Can More Flexible Approach To App Sizes Help Boost Android Tablet Momentum?

The Samsung Galaxy Tab shown off at CTIA 2010

Google (NSDQ: GOOG) released a few more details Wednesday on how Android developers can start using a new method for making sure their applications run properly across tablets with different screen sizes, which will fall into place later this year when Android 3.2 is released.

As has been well documented, Android hasn’t even come close to duplicating the level of success it enjoys in the smartphone market with the first generation of tablets running the operating system. There are a variety of reasons for that, including uninspired hardware and poor pricing strategies, but there is also a dearth of applications designed specifically for Android tablets.

Google’s hoping to change that with Android 3.2, and it released the software development kit for that version a few weeks ago. One of the major changes is to the way Android detects the size at which a developer wants his or her application to appear on a tablet, and Dianne Hackborn, a Google engineer heavily involved with Android, walked developers through the new methodology in a blog post Wednesday.

Older versions of Android used an inflexible “normal/large/xlarge” modifier to the code to detect the proper size at which the app should be displayed: “normal” included most smartphones and “xlarge” was designed for the 10-inch tablets that launched along with Android 3.0. But “large” was kind of a mess that tried to impose a single app size across screens anywhere from 5 inches to 7 inches with varying resolutions. “Different applications may also reasonably want to take different approaches to these two devices; it is also quite reasonable to want to have different behavior for landscape vs. portrait large devices because landscape has plenty of space for a multi-pane UI, while portrait may not,” Hackborn wrote.

So with the new release, Google will allow developers to specify exactly how they’d like their app to appear on different devices by using numbers, not fixed “buckets” that have no way of knowing how the tablet market will evolve over time.

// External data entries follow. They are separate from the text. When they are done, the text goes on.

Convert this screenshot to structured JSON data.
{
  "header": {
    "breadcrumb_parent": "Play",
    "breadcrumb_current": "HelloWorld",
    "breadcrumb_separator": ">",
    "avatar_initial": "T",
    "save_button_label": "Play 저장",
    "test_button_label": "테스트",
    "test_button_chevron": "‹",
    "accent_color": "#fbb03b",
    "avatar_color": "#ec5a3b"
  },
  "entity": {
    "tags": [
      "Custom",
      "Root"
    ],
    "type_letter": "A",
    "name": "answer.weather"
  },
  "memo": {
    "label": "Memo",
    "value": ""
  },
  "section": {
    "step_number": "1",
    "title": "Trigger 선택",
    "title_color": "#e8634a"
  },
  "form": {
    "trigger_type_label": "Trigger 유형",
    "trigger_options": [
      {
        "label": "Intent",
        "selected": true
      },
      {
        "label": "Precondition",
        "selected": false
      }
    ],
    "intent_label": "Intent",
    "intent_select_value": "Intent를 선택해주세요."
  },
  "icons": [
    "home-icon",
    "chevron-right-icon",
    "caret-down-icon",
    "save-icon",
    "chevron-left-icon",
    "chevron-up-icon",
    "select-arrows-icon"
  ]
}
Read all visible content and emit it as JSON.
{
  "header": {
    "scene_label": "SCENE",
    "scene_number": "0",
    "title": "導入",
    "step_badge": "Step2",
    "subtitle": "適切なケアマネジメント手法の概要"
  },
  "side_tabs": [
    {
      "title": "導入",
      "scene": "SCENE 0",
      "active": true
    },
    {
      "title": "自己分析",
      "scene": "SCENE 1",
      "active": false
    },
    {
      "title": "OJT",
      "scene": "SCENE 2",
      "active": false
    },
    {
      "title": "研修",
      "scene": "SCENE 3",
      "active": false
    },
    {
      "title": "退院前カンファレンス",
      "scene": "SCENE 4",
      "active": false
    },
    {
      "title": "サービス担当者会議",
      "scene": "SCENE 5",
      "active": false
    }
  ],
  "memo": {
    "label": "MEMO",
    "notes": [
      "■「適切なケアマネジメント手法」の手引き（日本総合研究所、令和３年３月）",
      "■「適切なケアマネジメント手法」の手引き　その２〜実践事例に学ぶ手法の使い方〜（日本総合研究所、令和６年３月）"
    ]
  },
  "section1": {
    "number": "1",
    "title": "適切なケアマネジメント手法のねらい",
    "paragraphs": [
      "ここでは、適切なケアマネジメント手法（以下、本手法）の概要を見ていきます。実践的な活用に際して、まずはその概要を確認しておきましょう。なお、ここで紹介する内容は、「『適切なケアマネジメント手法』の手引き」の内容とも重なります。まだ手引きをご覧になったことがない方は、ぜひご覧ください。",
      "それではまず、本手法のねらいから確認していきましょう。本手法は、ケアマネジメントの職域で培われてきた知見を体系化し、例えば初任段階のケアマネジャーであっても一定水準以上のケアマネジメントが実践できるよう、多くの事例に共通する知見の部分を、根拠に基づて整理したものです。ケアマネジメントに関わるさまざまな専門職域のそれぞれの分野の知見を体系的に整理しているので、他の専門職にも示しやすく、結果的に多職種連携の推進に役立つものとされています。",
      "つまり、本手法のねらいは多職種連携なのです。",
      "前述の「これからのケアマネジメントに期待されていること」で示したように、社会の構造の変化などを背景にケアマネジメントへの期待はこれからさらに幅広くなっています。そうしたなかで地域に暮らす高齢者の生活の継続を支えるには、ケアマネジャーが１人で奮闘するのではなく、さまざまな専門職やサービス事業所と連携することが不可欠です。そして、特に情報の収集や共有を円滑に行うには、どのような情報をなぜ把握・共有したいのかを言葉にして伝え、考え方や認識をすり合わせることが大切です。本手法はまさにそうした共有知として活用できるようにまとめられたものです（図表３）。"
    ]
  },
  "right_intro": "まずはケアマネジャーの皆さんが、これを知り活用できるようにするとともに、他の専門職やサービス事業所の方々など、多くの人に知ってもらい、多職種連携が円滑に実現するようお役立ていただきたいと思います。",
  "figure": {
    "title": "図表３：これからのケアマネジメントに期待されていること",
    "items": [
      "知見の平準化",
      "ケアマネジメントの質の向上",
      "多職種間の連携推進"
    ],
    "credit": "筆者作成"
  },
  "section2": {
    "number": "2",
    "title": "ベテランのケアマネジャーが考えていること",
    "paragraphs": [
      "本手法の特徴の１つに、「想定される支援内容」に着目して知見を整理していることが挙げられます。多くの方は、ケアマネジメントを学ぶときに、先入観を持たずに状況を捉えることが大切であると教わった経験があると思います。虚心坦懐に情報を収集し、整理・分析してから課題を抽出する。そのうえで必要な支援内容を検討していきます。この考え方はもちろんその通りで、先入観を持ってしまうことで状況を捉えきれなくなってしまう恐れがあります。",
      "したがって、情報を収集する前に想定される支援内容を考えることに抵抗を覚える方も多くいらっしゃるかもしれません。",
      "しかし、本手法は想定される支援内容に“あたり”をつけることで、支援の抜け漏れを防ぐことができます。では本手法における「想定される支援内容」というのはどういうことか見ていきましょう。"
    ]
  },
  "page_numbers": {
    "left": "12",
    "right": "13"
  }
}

It gives developers much more choice as to how they’d like their applications to appear, which could help encourage more developers to give Android tablets a shot.

Of course, the only thing that really matters to developers is volume, which presents quite the “chicken or the egg?” dilemma for Google. But more and better tablet applications for Android can only help the operating system’s chances of making a dent in Apple’s iPad market share.